Cronologicamente, segue-se O Rosto (1958), já com uma galeria de actores que identificamos como “bergmanianos”: Max von Sydow, Ingrid Thulin, Bibi Andersson e Erland Josephson. Será, talvez, a primeira sistematização de um tema que, de uma maneira ou de outra, irá assombrar toda a filmografia do autor: a partir das experiências de um grupo de actores, em meados do séc. XIX, acusados de práticas “espiritistas” nas suas performances, Bergman expõe a instabilidade das fronteiras entre o “teatro” e a “vida”. Há curiosas rimas entre este filme e Ritual (1969), também centrado numa “troupe” visada pela justiça, acusada de apresentar representações com elementos pornográficos.
O filme seguinte, A Fonte da Virgem (1960), envolve, por certo, o maior equívoco gerado em torno da obra de Bergman. Por um lado, trata-se de um objecto de delicada elaboração narrativa e simbólica, centrado na violação e morte de uma jovem em ambiente medieval; por outro lado, a parábola moral que o filme envolve, sublinhada pelas componentes da época, fez com que, durante muito tempo, Bergman fosse rotulado de autor de sagas “religiosas”. Paradoxalmente, a consagração de A Fonte da Virgem com o Oscar de melhor filme estrangeiro terá contribuído para a consolidação dessa visão redutora (Bergman receberia a mesma distinção com Em Busca da Verdade e Fanny e Alexandre, respectivamente de 1961 e 1982).
Segue-se Luz de Inverno (1963), título que, de alguma maneira, pode ajudar a corrigir aquela visão, uma vez que a questão religiosa reaparece, aqui, encenada através das dúvidas experimentadas por um padre interpretado pelo magnífico Gunnar Björnstrand. O filme, aliás, insere-se numa série de dramas existenciais, a preto e branco, prolongada com O Silêncio (1963), A Máscara (1966), A Hora do Lobo (1968) e Vergonha (1968), com o já citado A Força do Sexo Fraco a funcionar como a excepção que confirma a regra.

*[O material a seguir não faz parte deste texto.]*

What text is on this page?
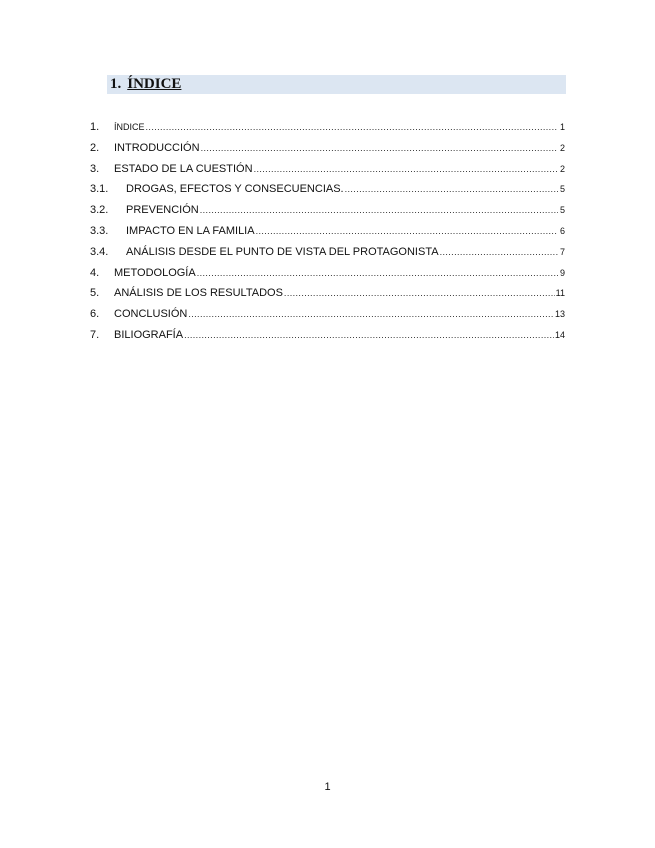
1. ÍNDICE
1.	ÍNDICE .....	1
2.	INTRODUCCIÓN .....	2
3.	ESTADO DE LA CUESTIÓN .....	2
3.1.	DROGAS, EFECTOS Y CONSECUENCIAS. .....	5
3.2.	PREVENCIÓN .....	5
3.3.	IMPACTO EN LA FAMILIA .....	6
3.4.	ANÁLISIS DESDE EL PUNTO DE VISTA DEL PROTAGONISTA .....	7
4.	METODOLOGÍA .....	9
5.	ANÁLISIS DE LOS RESULTADOS .....	11
6.	CONCLUSIÓN .....	13
7.	BILIOGRAFÍA .....	14
1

Enfim, terminamos com outra excepção, de novo a cores: A Flauta Mágica (1975) [cartaz] é um exuberante registo da ópera de Mozart, por certo sintomático do gosto de Bergman pelos artifícios do palco, mas também da sua disponibilidade criativa face à televisão. Embora estreado nas salas de cinema de muitos países (incluindo Portugal), trata-se de uma produção para o pequeno ecrã, bem distante de qualquer retórica televisiva — agora como há quarenta anos.